Goin north-it's the new west.

3.06.2011

Go North, It's The New West

The corporate control of our governments is so complete that people should be banding together against Big Business. Instead the Empire rules and we the people remain hoodwinked, divided and conquered. Dylan said "When you got nothin, you got nothin to lose." Like those folks in Libya throwing stones at tanks. Big business, big oil in Libya's case, big money, big corruption, it's the same dark lord holding sway from Libya to Wisconsin.

In 'Another Road' Ed’s Apprentice says, "I’m driving away from empire, thought long and hard about saving the living world, but I decided otherwise. I just can’t. For starters, nobody wants to let go of the lie." Unfortunately Ed’s Apprentice, and most of us, see the lies and illusions of others clearly, our own not so much. Driving away from empire is a powerful thought. i wonder which way he's goin?

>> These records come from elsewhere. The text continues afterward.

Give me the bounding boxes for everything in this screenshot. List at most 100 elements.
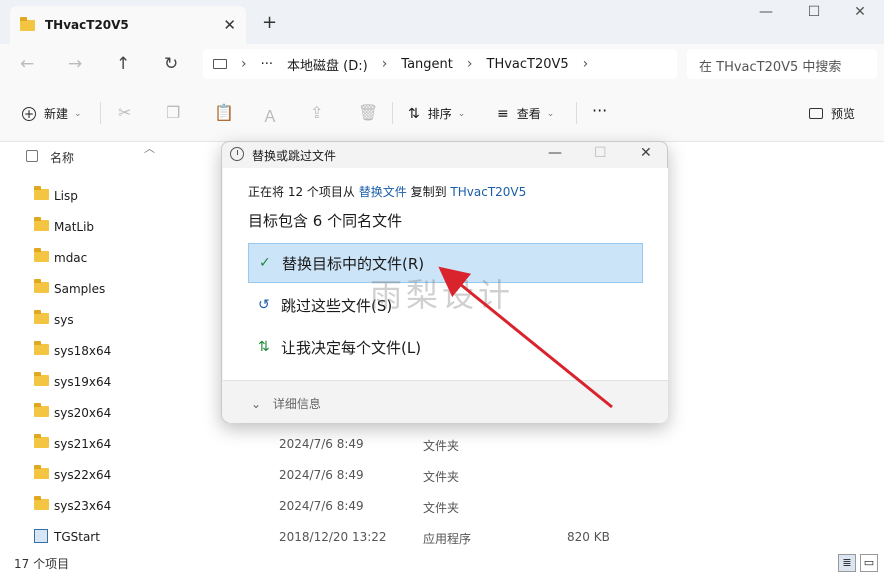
file-name: TGStart (54, 530, 100, 544)
file-name: Samples (54, 282, 106, 296)
view-label: 查看 (516, 107, 541, 121)
forward-button[interactable]: → (68, 54, 82, 74)
refresh-button[interactable]: ↻ (164, 54, 178, 74)
breadcrumb-separator: › (466, 56, 473, 72)
conflict-summary: 目标包含 6 个同名文件 (248, 212, 403, 230)
dialog-minimize-button[interactable]: — (548, 145, 562, 161)
sort-button[interactable]: ⇅ 排序 ⌄ (408, 105, 465, 122)
close-window-button[interactable]: ✕ (840, 4, 880, 28)
title-bar: THvacT20V5 ✕ + — ☐ ✕ (0, 0, 884, 44)
dialog-title: 替换或跳过文件 (252, 149, 337, 163)
decide-each-label: 让我决定每个文件(L) (281, 338, 422, 357)
toolbar-divider (576, 102, 577, 124)
file-row[interactable]: sys23x64 2024/7/6 8:49 文件夹 (0, 491, 884, 522)
skip-icon: ↺ (258, 297, 270, 313)
breadcrumb-item-thvac[interactable]: THvacT20V5 (487, 57, 569, 72)
sort-up-icon: ︿ (144, 142, 155, 155)
file-name: sys21x64 (54, 437, 112, 451)
breadcrumb-more[interactable]: ··· (261, 57, 273, 72)
file-type: 文件夹 (423, 501, 460, 515)
file-row[interactable]: TGStart 2018/12/20 13:22 应用程序 820 KB (0, 522, 884, 553)
cut-icon[interactable]: ✂ (118, 103, 131, 122)
details-toggle[interactable]: ⌄ 详细信息 (251, 395, 321, 412)
file-type: 文件夹 (423, 439, 460, 453)
new-label: 新建 (44, 107, 69, 121)
rename-icon[interactable]: Ａ (262, 103, 278, 127)
file-date: 2024/7/6 8:49 (279, 437, 364, 451)
tab-thvact20v5[interactable]: THvacT20V5 ✕ (10, 6, 246, 44)
command-bar: + 新建 ⌄ ✂ ❐ 📋 Ａ ⇪ 🗑 ⇅ 排序 ⌄ ≡ 查看 ⌄ ··· 预览 (0, 86, 884, 142)
decide-each-option[interactable]: ⇅ 让我决定每个文件(L) (248, 327, 643, 367)
folder-icon (34, 403, 49, 417)
dialog-maximize-button: ☐ (594, 145, 607, 161)
sort-icon: ⇅ (408, 105, 420, 122)
application-icon (34, 529, 48, 543)
toolbar-divider (100, 102, 101, 124)
folder-icon (34, 186, 49, 200)
copy-icon[interactable]: ❐ (166, 103, 180, 122)
file-name: sys19x64 (54, 375, 112, 389)
folder-icon (34, 310, 49, 324)
copy-prefix: 正在将 12 个项目从 (248, 185, 355, 199)
back-button[interactable]: ← (20, 54, 34, 74)
breadcrumb-item-drive[interactable]: 本地磁盘 (D:) (287, 55, 368, 74)
chevron-down-icon: ⌄ (546, 108, 555, 119)
file-type: 应用程序 (423, 532, 472, 546)
new-tab-button[interactable]: + (262, 12, 277, 33)
preview-button[interactable]: 预览 (809, 105, 855, 122)
breadcrumb-item-tangent[interactable]: Tangent (401, 57, 453, 72)
destination-folder-link[interactable]: THvacT20V5 (450, 185, 526, 199)
search-input[interactable]: 在 THvacT20V5 中搜索 (687, 49, 877, 79)
dialog-footer: ⌄ 详细信息 (223, 380, 668, 423)
more-options-button[interactable]: ··· (592, 101, 607, 120)
paste-icon[interactable]: 📋 (214, 103, 234, 122)
file-name: Lisp (54, 189, 78, 203)
breadcrumb-separator: › (241, 56, 247, 72)
folder-icon (20, 16, 35, 31)
dialog-close-button[interactable]: ✕ (640, 145, 652, 161)
tiles-view-button[interactable]: ▭ (860, 554, 878, 572)
folder-icon (34, 372, 49, 386)
tab-close-icon[interactable]: ✕ (223, 16, 236, 34)
source-folder-link[interactable]: 替换文件 (359, 185, 407, 199)
sort-label: 排序 (427, 107, 452, 121)
details-view-button[interactable]: ≣ (838, 554, 856, 572)
folder-icon (34, 248, 49, 262)
maximize-button[interactable]: ☐ (794, 4, 834, 28)
clock-icon (230, 147, 244, 161)
chevron-down-icon: ⌄ (251, 397, 262, 411)
details-label: 详细信息 (272, 397, 321, 411)
file-row[interactable]: sys21x64 2024/7/6 8:49 文件夹 (0, 429, 884, 460)
decide-icon: ⇅ (258, 339, 270, 355)
share-icon[interactable]: ⇪ (310, 103, 323, 122)
file-name: MatLib (54, 220, 95, 234)
folder-icon (34, 341, 49, 355)
minimize-button[interactable]: — (746, 4, 786, 28)
breadcrumb[interactable]: › ··· 本地磁盘 (D:) › Tangent › THvacT20V5 › (203, 49, 677, 79)
computer-icon (213, 59, 227, 69)
new-button[interactable]: + 新建 ⌄ (22, 105, 82, 122)
delete-icon[interactable]: 🗑 (358, 103, 378, 122)
file-type: 文件夹 (423, 470, 460, 484)
file-name: sys22x64 (54, 468, 112, 482)
folder-icon (34, 434, 49, 448)
copy-progress-text: 正在将 12 个项目从 替换文件 复制到 THvacT20V5 (248, 183, 526, 200)
tab-title: THvacT20V5 (45, 18, 129, 32)
folder-icon (34, 279, 49, 293)
folder-icon (34, 465, 49, 479)
file-size: 820 KB (567, 530, 610, 544)
file-row[interactable]: sys22x64 2024/7/6 8:49 文件夹 (0, 460, 884, 491)
watermark-text: 雨梨设计 (370, 276, 515, 314)
folder-icon (34, 217, 49, 231)
up-button[interactable]: ↑ (116, 54, 130, 74)
toolbar-divider (392, 102, 393, 124)
column-header-name[interactable]: 名称 (50, 149, 74, 166)
list-view-icon: ≡ (497, 105, 509, 122)
chevron-down-icon: ⌄ (74, 108, 82, 119)
check-icon: ✓ (259, 255, 271, 271)
view-button[interactable]: ≡ 查看 ⌄ (497, 105, 554, 122)
select-all-checkbox[interactable] (26, 150, 38, 162)
breadcrumb-separator: › (381, 56, 388, 72)
file-date: 2024/7/6 8:49 (279, 499, 364, 513)
file-name: sys20x64 (54, 406, 112, 420)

Personally, i'm heading north, it's the new west here in N. America. Go north old man, find a little town, settle down, your neck may get redder, but you'll feel a lot better. The only real way to have more is to want less. Empire's grip loosens with every bend in the road headin north. We're real lucky here on the coast of BC because we got something way more liberating of Empire's grip than any pothole or bend, the ferry. BC Ferries separates the wheat from the chaff daily up here.

According to the country song, "When the talking is over, it's time to get a gun."